Their research suggests that in the next 40 years, the sea level could go up as high as 11 to 12 inches. Also, the study shows that the mean annual precipitation in New York City Central Park has gone up at a rate of almost 0.8 inches every ten years from 1900 to 2013.
Also, the mean annual precipitation has increased to approximately 8 inches over the past ten years, according to the experts.
During this period, NYC’s Central Park has experienced an increase in the mean annual temperature at an approximate rate of 0.3 degrees Fahrenheit per decade.
Researchers say that these temperature trends have been very varied in a short period of time.
The study’s data suggests that both the temperature and the precipitation rates of New York City have increased considerably in the last decade.
According to recent studies, NYC is threatened by heat waves that will be 3 times hotter than they are at the moment. The researchers predict that these heat waves will affect the city by 2080. Also, as the temperature rises, the cold events will be decreasing.

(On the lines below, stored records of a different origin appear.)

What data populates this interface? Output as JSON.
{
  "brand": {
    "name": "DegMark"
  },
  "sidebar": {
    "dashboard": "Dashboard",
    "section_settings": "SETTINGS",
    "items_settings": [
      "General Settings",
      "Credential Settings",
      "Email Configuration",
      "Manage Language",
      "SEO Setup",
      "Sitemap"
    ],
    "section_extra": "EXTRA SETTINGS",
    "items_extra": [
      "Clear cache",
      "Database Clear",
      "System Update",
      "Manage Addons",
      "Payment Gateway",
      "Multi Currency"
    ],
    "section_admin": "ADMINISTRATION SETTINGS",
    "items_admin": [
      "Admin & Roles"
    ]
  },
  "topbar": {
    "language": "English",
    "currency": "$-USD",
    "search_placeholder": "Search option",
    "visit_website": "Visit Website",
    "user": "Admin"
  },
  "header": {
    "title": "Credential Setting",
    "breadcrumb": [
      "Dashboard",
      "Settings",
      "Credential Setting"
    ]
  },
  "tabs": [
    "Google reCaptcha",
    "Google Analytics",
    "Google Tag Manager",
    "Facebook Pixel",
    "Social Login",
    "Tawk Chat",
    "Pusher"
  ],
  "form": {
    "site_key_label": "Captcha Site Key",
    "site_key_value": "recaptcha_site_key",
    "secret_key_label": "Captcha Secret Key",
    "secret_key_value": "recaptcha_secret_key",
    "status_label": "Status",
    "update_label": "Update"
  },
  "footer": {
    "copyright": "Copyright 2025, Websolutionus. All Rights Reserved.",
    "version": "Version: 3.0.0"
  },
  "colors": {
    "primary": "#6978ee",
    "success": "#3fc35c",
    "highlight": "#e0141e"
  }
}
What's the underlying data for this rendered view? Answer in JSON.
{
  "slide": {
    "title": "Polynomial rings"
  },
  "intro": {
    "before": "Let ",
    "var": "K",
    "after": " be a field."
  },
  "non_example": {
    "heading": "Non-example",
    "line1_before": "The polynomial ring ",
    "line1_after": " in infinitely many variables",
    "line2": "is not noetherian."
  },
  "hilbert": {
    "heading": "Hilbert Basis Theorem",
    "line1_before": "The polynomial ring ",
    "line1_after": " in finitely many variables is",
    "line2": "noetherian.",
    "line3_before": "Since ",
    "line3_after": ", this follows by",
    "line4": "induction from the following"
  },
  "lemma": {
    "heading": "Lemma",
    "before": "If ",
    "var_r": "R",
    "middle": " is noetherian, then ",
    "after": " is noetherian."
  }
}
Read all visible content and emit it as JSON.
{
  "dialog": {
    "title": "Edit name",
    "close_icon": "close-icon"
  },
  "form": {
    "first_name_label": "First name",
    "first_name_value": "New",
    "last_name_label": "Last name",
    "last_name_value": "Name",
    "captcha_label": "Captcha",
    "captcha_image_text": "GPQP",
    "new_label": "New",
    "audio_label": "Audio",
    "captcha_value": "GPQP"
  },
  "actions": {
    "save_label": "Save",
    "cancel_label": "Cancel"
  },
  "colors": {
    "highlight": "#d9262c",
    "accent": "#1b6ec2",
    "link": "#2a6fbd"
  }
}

The recent findings suggest that the sea level increase in New York City could be a significant risk and hazard for the city’s coastal communities, ecosystem and infrastructure.
The latest reports on climate change released by the New York City Panel on Climate Change, reveals that NYC risks to be affected by the future sea level rise.
Reports from 2015 say that future flood damages could exceed the ones caused by Hurricane Sandy.
Bill de Blasio said in a press release that the recent reports underscore the “urgency of not only mitigating our contributions to climate change, but adapting our city to its risks”.